Jacky Molard Quartet
4
Jacky Molard (vln), Hélène Labarrière (b), Janick Martin (acc), Yannick Jory (ts)
Label / Distribution : Mojola
Voici des années désormais que le violoniste Jacky Molard mène un travail patient et opiniâtre autour de la musique celtique et plus précisément bretonne. On se souvient de Suites, en 2012, mais c’est sans doute avec Mycélium que le quartet acoustique réuni par le violoniste a marqué les esprits, à la fois en convoquant la tradition, mais en la faisant évoluer dans un paysage plus contemporain avec des fidèles, la contrebassiste installée en Centre-Bretagne Hélène Labarrière en tête. Il suffit, dans ce nouveau et court 4, constat à la fois du nombre de combattants et du nombre de disques [1], d’écouter « The Maid Of Coolmore » pour comprendre la démarche de Jacky Molard : violon qui cherche ses racines, porté par le bourdon de l’accordéon de Janick Martin et la contrebasse de Labarrière. Des racines qui creusent d’autres terres nourricières.

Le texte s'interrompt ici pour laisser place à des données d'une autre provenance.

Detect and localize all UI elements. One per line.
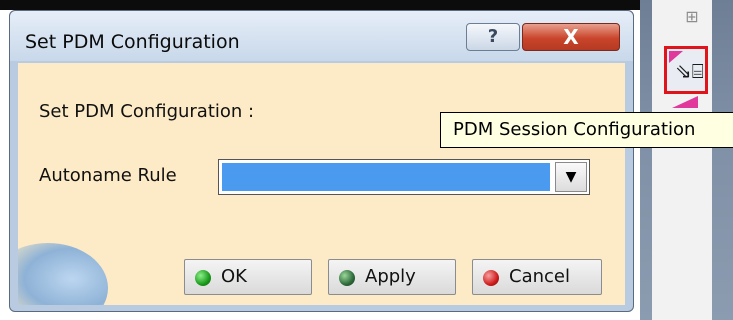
close-button[interactable]: X [522, 23, 620, 51]
red-ball-icon [483, 270, 499, 286]
tooltip: PDM Session Configuration [440, 112, 733, 148]
ok-button[interactable]: OK [184, 259, 312, 295]
autoname-rule-combo[interactable]: ▼ [218, 159, 590, 195]
set-pdm-configuration-dialog: Set PDM Configuration ? X Set PDM Config… [9, 10, 634, 312]
autoname-rule-value[interactable] [222, 163, 550, 191]
chevron-down-icon[interactable]: ▼ [555, 162, 587, 192]
decorative-graphic [18, 243, 108, 305]
autoname-rule-label: Autoname Rule [39, 165, 177, 186]
dark-green-ball-icon [339, 270, 355, 286]
dialog-titlebar[interactable]: Set PDM Configuration ? X [10, 11, 633, 61]
green-ball-icon [195, 270, 211, 286]
toolbar-icon-top[interactable]: ⊞ [678, 4, 706, 30]
ok-label: OK [221, 266, 247, 287]
dialog-heading: Set PDM Configuration : [39, 101, 255, 122]
dialog-title: Set PDM Configuration [25, 31, 240, 53]
apply-button[interactable]: Apply [328, 259, 456, 295]
cancel-button[interactable]: Cancel [472, 259, 602, 295]
cancel-label: Cancel [509, 266, 570, 287]
pdm-session-configuration-icon: ⇘⌸ [675, 59, 704, 83]
pdm-session-configuration-button[interactable]: ⇘⌸ [664, 46, 708, 94]
apply-label: Apply [365, 266, 416, 287]
dialog-body: Set PDM Configuration : Autoname Rule ▼ … [18, 63, 625, 305]
help-button[interactable]: ? [466, 23, 520, 51]
top-strip [0, 0, 733, 10]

« Le joli bransle », court morceau final qui célèbre avec émotion la transmission d’un ami disparu, use de la même recette. La contrebasse sonde des émotions enfouies sur lesquelles violon et accordéon dansent avec lenteur, comme pour retenir des moments de chaleur. Plus discret mais indispensable à la pâte orchestrale, le saxophone de Yannick Jory lie tout ceci dans un très beau tutti qu’Hélène Labarrière pousse à danser plus vite sans en chercher les retranchements.
C’est avec le premier titre écrit par la contrebassiste, « Asphyxie Climatique » que le quartet se fait le plus contemporain, dans toutes les acceptions du terme. Loin de l’insouciance de la danse mais sans en perdre l’énergie, le quartet interroge avec une insistance inquiète le réchauffement, que Jory pointe avec vigueur. Les racines celtiques sourdent du propos sans dévier du sujet porté par une rigueur rythmique remarquable. Le travail de structuration effectué par Labarrière est incroyable et projette l’orchestre dans une dimension déjà aperçue dans Mycélium avec ses divers invités. C’est un bonheur de les retrouver ici entre eux avec cette douce puissance.